Well yes. I already have a Gesshin 8K and can afford to replace my Beston 500, Bester 1200 and Chosera 3K with the Gesshin 400 and 2K if I want. But, "can afford" and want to throw out three perfectly good stones for something only slightly better is another story. It's something I think about, but don't lose sleep over. I'll wait til the 1200 wears out.

I've talked about some of my knife and stone choices in terms of comparison and recommendations, but mostly just to give some context. _Remember, you are the subject of this conversation._

Hope this helps,

BDL


----------



## dreamwrx (Oct 30, 2012)

I'm glad BDL is here to correct misinformation.. live and learn...


----------



## owlbass (Aug 23, 2012)

Thank you BDL, your explanation of the steels was very helpful.

I decided to call Mark at CKTG yesterday and he had some interesting things to say about the Ultimatum and Artifex. He told me that they have the same profile and grind, and the only differences between the two is the handle and steel. According to his specs on the the website the Artifex actually weighs 2oz less, which is probably from the lack of a bolster.  But also on the website the Ultimatum has spine thickness of 2.85mm and the Artifex has a heel thickness of 2.4. 

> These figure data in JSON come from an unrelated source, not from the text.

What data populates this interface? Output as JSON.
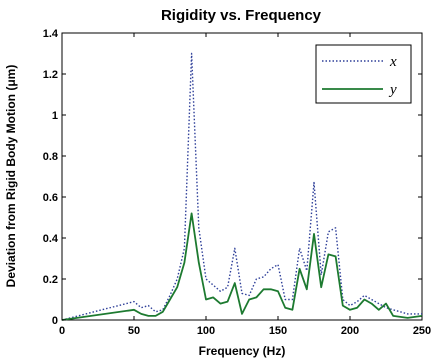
{
  "chart_data": {
    "type": "line",
    "title": "Rigidity vs. Frequency",
    "xlabel": "Frequency (Hz)",
    "ylabel": "Deviation from Rigid Body Motion (μm)",
    "xlim": [
      0,
      250
    ],
    "ylim": [
      0,
      1.4
    ],
    "xticks": [
      0,
      50,
      100,
      150,
      200,
      250
    ],
    "yticks": [
      0,
      0.2,
      0.4,
      0.6,
      0.8,
      1,
      1.2,
      1.4
    ],
    "xtick_labels": [
      "0",
      "50",
      "100",
      "150",
      "200",
      "250"
    ],
    "ytick_labels": [
      "0",
      "0.2",
      "0.4",
      "0.6",
      "0.8",
      "1",
      "1.2",
      "1.4"
    ],
    "grid": false,
    "legend_position": "top-right",
    "series": [
      {
        "name": "x",
        "color": "#2e3f99",
        "dash": "dotted",
        "x": [
          0,
          50,
          55,
          60,
          65,
          70,
          75,
          80,
          85,
          90,
          95,
          100,
          105,
          110,
          115,
          120,
          125,
          130,
          135,
          140,
          145,
          150,
          155,
          160,
          165,
          170,
          175,
          180,
          185,
          190,
          195,
          200,
          205,
          210,
          215,
          220,
          225,
          230,
          240,
          250
        ],
        "y": [
          0.0,
          0.09,
          0.06,
          0.07,
          0.04,
          0.05,
          0.12,
          0.2,
          0.35,
          1.3,
          0.45,
          0.2,
          0.17,
          0.14,
          0.16,
          0.35,
          0.13,
          0.12,
          0.2,
          0.21,
          0.25,
          0.27,
          0.1,
          0.1,
          0.35,
          0.24,
          0.67,
          0.22,
          0.43,
          0.45,
          0.1,
          0.07,
          0.09,
          0.12,
          0.1,
          0.08,
          0.06,
          0.05,
          0.03,
          0.03
        ]
      },
      {
        "name": "y",
        "color": "#1d7a30",
        "dash": "solid",
        "x": [
          0,
          50,
          55,
          60,
          65,
          70,
          75,
          80,
          85,
          90,
          95,
          100,
          105,
          110,
          115,
          120,
          125,
          130,
          135,
          140,
          145,
          150,
          155,
          160,
          165,
          170,
          175,
          180,
          185,
          190,
          195,
          200,
          205,
          210,
          215,
          220,
          225,
          230,
          240,
          250
        ],
        "y": [
          0.0,
          0.05,
          0.03,
          0.02,
          0.02,
          0.04,
          0.1,
          0.16,
          0.28,
          0.52,
          0.28,
          0.1,
          0.11,
          0.08,
          0.09,
          0.18,
          0.03,
          0.1,
          0.11,
          0.15,
          0.15,
          0.14,
          0.06,
          0.05,
          0.25,
          0.15,
          0.42,
          0.16,
          0.32,
          0.31,
          0.07,
          0.05,
          0.06,
          0.1,
          0.08,
          0.05,
          0.08,
          0.02,
          0.01,
          0.02
        ]
      }
    ]
  }
}
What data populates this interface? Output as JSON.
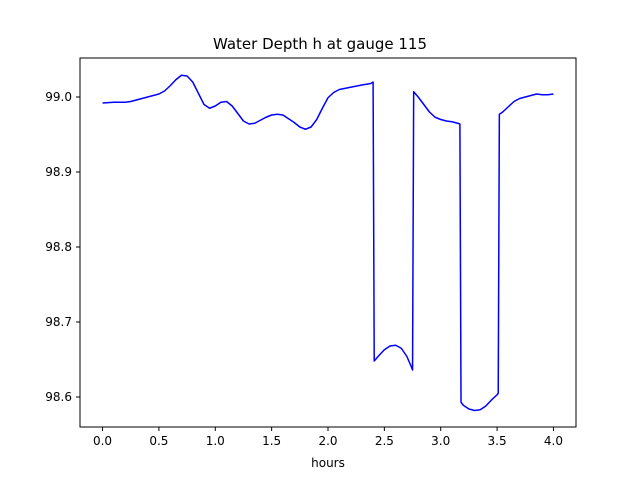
{
  "chart_data": {
    "type": "line",
    "title": "Water Depth h at gauge 115",
    "xlabel": "hours",
    "ylabel": "",
    "xlim": [
      -0.2,
      4.2
    ],
    "ylim": [
      98.56,
      99.052
    ],
    "xticks": [
      0.0,
      0.5,
      1.0,
      1.5,
      2.0,
      2.5,
      3.0,
      3.5,
      4.0
    ],
    "xtick_labels": [
      "0.0",
      "0.5",
      "1.0",
      "1.5",
      "2.0",
      "2.5",
      "3.0",
      "3.5",
      "4.0"
    ],
    "yticks": [
      98.6,
      98.7,
      98.8,
      98.9,
      99.0
    ],
    "ytick_labels": [
      "98.6",
      "98.7",
      "98.8",
      "98.9",
      "99.0"
    ],
    "grid": false,
    "legend": "none",
    "color": "#0000ff",
    "series": [
      {
        "x": [
          0.0,
          0.1,
          0.2,
          0.25,
          0.3,
          0.4,
          0.5,
          0.55,
          0.6,
          0.65,
          0.7,
          0.75,
          0.8,
          0.85,
          0.9,
          0.95,
          1.0,
          1.05,
          1.1,
          1.15,
          1.2,
          1.25,
          1.3,
          1.35,
          1.4,
          1.45,
          1.5,
          1.55,
          1.6,
          1.65,
          1.7,
          1.75,
          1.8,
          1.85,
          1.9,
          1.95,
          2.0,
          2.05,
          2.1,
          2.2,
          2.3,
          2.38,
          2.4,
          2.41,
          2.45,
          2.5,
          2.55,
          2.6,
          2.65,
          2.7,
          2.74,
          2.75,
          2.76,
          2.8,
          2.85,
          2.9,
          2.95,
          3.0,
          3.05,
          3.1,
          3.15,
          3.17,
          3.18,
          3.2,
          3.25,
          3.3,
          3.35,
          3.4,
          3.45,
          3.5,
          3.51,
          3.52,
          3.55,
          3.6,
          3.65,
          3.7,
          3.75,
          3.8,
          3.85,
          3.9,
          3.95,
          4.0
        ],
        "y": [
          98.992,
          98.993,
          98.993,
          98.994,
          98.996,
          99.0,
          99.004,
          99.008,
          99.015,
          99.023,
          99.029,
          99.028,
          99.02,
          99.005,
          98.99,
          98.985,
          98.988,
          98.993,
          98.994,
          98.988,
          98.978,
          98.968,
          98.964,
          98.965,
          98.969,
          98.973,
          98.976,
          98.977,
          98.976,
          98.971,
          98.966,
          98.96,
          98.957,
          98.96,
          98.97,
          98.985,
          98.999,
          99.006,
          99.01,
          99.013,
          99.016,
          99.018,
          99.02,
          98.648,
          98.655,
          98.663,
          98.668,
          98.669,
          98.665,
          98.654,
          98.64,
          98.636,
          99.007,
          99.0,
          98.99,
          98.98,
          98.973,
          98.97,
          98.968,
          98.967,
          98.965,
          98.964,
          98.593,
          98.589,
          98.584,
          98.582,
          98.583,
          98.588,
          98.596,
          98.603,
          98.605,
          98.977,
          98.98,
          98.987,
          98.994,
          98.998,
          99.0,
          99.002,
          99.004,
          99.003,
          99.003,
          99.004
        ]
      }
    ]
  }
}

What's the difference between these two measurements? Heel vs Spine?

Lastly, has anyone tried the Ultimatum and the Artifex? If so, comments and comparisons would be helpful.

At the moment I'm leaning towards the Artifex 240 gyuto and 150 petty. All for less than the price of an Ultimatum. I know a couple of days ago I was leaning towards the Ultimatum or Masamoto VG. But since I just found out the Artifex is a copy of the Masamoto KS it makes me think twice about it.

I know I probably won't appreciate the 'magic' profile but it makes me feel better. And hopefully in a year my knife skills will improve enough to where it will make me appreciate it.

Thanks again for everyone's help and patience


----------